Slavishak has spent several years exploring the larger story hidden beneath the seedy underbelly of motor vehicles and how they contributed to criminality.

“Cars and Prohibition created new crimes and new tools in criminals’ toolboxes,” Slavishak said. “The combination led to the development of this new kind of expertise, which was how to avoid the police while smuggling alcohol.”

Two of Slavishak’s students, Daniel Malsch ’24 and Chelsea Gemberling ’24, both history majors, have spent their summers poring over archives of police and county court records in parts of Pennsylvania and Virginia to see how cars were used in the illegal transport of alcohol.

“The most surprising part of this research process for me is how you are searching for one thing and sometimes what you find along the way is far more interesting,” Malsch said.

Gemberling said she’s gone down a few rabbit holes in her research, and is taking note of some of the most interesting items she’s found to potentially inform a senior research project.

“I have learned that the research process is super messy, until it’s not!” Gemberling said. “The very beginning of research has so much information, some you need, some you don’t. So, sifting through all the information starts to get messy, until it all falls into place.”

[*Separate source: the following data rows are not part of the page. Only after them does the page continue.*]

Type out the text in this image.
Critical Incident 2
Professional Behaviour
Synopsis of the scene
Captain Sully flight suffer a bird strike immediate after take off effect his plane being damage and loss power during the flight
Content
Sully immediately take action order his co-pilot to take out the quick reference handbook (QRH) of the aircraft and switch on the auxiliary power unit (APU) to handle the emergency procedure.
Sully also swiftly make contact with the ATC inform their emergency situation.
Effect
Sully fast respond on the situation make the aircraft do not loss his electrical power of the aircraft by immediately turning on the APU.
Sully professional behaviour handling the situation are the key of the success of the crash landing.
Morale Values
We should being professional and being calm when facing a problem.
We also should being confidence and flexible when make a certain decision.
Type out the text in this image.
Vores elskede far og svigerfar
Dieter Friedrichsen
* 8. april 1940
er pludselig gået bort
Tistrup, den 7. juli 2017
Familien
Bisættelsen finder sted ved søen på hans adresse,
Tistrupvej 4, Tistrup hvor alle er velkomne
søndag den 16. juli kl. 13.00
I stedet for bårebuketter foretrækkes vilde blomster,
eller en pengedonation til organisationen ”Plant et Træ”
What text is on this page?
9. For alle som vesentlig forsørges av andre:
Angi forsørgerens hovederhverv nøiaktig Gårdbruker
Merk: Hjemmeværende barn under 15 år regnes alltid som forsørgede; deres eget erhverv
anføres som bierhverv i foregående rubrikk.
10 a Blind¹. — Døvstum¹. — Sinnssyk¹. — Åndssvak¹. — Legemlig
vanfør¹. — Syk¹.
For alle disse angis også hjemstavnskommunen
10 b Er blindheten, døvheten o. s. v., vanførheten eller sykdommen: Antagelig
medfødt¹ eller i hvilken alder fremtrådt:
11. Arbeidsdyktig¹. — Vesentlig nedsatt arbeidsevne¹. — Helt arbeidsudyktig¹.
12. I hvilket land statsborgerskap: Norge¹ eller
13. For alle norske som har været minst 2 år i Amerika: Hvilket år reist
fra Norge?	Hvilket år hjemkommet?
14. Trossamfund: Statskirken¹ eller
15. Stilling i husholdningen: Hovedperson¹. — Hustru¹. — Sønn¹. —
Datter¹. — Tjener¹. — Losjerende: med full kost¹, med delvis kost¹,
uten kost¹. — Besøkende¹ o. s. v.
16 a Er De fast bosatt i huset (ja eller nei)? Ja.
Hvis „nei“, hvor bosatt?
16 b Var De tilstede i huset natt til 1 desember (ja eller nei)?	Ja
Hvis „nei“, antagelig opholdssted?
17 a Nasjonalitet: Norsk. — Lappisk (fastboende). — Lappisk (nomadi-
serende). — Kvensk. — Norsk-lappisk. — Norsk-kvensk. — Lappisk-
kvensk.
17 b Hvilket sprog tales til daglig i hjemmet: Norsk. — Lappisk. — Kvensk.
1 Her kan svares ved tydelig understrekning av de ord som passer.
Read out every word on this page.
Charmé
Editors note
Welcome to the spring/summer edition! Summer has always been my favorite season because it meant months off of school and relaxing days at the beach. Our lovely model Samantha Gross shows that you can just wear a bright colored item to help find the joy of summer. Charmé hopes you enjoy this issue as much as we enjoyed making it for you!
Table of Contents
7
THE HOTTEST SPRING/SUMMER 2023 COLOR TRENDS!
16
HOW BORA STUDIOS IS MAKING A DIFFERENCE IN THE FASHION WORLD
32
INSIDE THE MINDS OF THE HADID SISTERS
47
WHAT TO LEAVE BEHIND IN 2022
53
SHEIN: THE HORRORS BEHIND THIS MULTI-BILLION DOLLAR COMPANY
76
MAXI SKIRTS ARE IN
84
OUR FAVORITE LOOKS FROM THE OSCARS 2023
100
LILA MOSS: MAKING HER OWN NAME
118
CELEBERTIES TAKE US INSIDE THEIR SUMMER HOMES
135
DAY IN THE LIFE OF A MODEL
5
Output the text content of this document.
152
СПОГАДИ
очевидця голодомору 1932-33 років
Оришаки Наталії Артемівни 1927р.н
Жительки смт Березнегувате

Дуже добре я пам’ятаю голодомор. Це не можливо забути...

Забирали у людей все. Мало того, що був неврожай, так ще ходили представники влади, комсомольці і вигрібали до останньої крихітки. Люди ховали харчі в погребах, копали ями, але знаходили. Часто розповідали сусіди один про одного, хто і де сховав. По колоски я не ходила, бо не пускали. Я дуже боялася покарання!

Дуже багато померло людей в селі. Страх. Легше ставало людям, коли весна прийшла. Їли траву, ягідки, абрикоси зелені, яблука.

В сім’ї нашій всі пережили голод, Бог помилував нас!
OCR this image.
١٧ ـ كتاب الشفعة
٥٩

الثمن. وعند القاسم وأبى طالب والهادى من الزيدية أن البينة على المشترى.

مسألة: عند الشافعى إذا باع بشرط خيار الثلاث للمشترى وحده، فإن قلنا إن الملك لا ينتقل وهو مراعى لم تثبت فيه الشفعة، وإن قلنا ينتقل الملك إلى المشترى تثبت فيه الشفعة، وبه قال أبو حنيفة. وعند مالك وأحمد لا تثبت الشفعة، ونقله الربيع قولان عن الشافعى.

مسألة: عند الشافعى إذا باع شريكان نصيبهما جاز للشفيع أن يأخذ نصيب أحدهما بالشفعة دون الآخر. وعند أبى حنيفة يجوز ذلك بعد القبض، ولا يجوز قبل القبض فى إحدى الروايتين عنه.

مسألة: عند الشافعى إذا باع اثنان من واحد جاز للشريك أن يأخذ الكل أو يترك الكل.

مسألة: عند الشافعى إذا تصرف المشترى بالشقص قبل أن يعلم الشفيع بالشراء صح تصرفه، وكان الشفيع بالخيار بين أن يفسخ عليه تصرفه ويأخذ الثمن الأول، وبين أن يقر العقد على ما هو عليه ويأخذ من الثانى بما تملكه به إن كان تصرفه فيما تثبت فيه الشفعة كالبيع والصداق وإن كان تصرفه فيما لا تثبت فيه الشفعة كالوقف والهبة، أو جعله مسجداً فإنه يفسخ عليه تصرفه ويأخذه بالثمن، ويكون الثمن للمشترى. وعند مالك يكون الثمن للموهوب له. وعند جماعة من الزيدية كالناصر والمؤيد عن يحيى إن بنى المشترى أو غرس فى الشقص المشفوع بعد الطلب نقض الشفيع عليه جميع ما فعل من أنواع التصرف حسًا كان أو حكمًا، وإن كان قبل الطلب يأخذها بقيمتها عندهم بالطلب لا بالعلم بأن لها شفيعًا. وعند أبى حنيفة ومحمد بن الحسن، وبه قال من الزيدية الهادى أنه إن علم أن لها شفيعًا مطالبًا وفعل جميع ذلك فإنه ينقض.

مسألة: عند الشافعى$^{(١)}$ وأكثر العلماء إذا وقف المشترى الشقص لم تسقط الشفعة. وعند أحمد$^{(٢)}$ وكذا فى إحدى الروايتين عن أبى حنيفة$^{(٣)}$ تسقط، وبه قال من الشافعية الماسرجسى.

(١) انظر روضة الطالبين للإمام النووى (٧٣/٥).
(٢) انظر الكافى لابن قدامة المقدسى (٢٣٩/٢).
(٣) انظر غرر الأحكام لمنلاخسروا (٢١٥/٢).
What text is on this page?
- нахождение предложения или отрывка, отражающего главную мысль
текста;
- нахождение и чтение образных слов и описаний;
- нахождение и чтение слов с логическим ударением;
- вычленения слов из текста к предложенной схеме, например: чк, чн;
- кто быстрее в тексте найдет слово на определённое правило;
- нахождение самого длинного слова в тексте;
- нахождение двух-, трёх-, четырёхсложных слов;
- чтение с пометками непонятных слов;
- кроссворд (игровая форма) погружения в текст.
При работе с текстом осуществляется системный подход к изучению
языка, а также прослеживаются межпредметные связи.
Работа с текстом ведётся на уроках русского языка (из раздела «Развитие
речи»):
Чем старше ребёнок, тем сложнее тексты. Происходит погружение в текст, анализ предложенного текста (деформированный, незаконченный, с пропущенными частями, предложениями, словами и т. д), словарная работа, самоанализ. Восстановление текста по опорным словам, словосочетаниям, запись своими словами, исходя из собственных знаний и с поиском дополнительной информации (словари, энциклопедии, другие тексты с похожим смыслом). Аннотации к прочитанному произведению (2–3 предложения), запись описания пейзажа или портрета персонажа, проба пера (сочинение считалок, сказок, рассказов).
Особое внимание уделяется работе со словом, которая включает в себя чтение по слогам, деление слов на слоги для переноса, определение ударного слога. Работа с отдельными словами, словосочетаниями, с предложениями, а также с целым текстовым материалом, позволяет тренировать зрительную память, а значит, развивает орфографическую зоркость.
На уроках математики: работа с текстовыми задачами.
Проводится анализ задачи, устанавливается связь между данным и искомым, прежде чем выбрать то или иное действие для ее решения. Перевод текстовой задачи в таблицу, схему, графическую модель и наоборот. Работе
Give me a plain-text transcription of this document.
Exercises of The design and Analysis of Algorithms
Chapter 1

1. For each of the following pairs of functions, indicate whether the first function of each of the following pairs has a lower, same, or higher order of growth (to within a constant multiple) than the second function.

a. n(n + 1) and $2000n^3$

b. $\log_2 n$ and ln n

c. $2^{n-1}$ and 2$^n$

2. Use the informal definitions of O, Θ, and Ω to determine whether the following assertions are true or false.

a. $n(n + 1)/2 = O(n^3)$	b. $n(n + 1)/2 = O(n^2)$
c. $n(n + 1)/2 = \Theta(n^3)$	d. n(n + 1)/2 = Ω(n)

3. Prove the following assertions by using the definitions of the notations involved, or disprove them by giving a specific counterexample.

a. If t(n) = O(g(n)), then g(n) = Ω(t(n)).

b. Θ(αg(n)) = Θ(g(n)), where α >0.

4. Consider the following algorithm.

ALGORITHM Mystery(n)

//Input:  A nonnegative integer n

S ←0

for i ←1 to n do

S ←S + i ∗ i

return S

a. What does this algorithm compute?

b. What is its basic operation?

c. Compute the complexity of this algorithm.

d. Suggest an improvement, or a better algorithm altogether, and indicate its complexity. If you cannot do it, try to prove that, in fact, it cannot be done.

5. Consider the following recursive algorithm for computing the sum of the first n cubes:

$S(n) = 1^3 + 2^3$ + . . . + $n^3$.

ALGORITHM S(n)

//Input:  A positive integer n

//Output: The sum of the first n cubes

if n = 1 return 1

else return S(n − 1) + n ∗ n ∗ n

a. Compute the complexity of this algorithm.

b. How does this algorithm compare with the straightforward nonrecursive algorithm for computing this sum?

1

Slavishak is particularly interested in the drivers behind the bootlegging operations. Often jitney drivers, as Slavishak explained, they would begin by “purchasing” a car with a down payment, one they never intended to make good on. They would then use their detailed knowledge of the back roads that branched off newly laid highways to smuggle and hide alcohol. When the drivers were caught, police would often try to capitalize off the value of the car to recoup investigatory expenses, while the banks that never got their money back on the original car loan contested ownership.

“We’re able to get glimpses of this underworld in the court records we’re examining,” Slavishak said. “It’s like a whale that surfaces — you get a glimpse of it and then it disappears again.”

All the research will contribute to Slavishak’s forthcoming book, Turned Turtle, which examines the unintended consequences of cars between 1910 and 1940.

Research Contributes to Course Development

Malsch also began preliminary research into the development of an upcoming new course on public history, which encompasses the use of historical skills and methods outside of the traditional academic realm of history, i.e. museums, historical sites, films, theater, etc.

“My portion of the planning revolved around collecting syllabi and assignments from other universities to see the trends in how a course like this is taught,” Malsch explained. “I’m continuing this work by using ancestry.com to find the names of people who lived around New Berlin and Selinsgrove during the 1830s, as this will be an area of focus in the class.”

A main component of the public history course will be to have students consider their audience when delivering a history lesson. For a primer, Slavishak took Malsch and Gemberling to someone he considers a master of the art form — retired teacher Richard Nornhold ’73, who toured them through several historic sites in the central Susquehanna Valley.

“I’ve always found that the key to engaging any audience is to find a connection with what you are demonstrating or discussing. If they see how it is relates to them, they become much more interested and more likely to remember. Likewise, if you can make your audience understand how a local event was related to a national event, it suddenly becomes much more important,” Nornhold explained. “It could be listening to your grandparents describe life during the Depression or an uncle telling of his experiences during the Vietnam War. Public history is the best was to make those connections and thus to preserve history.”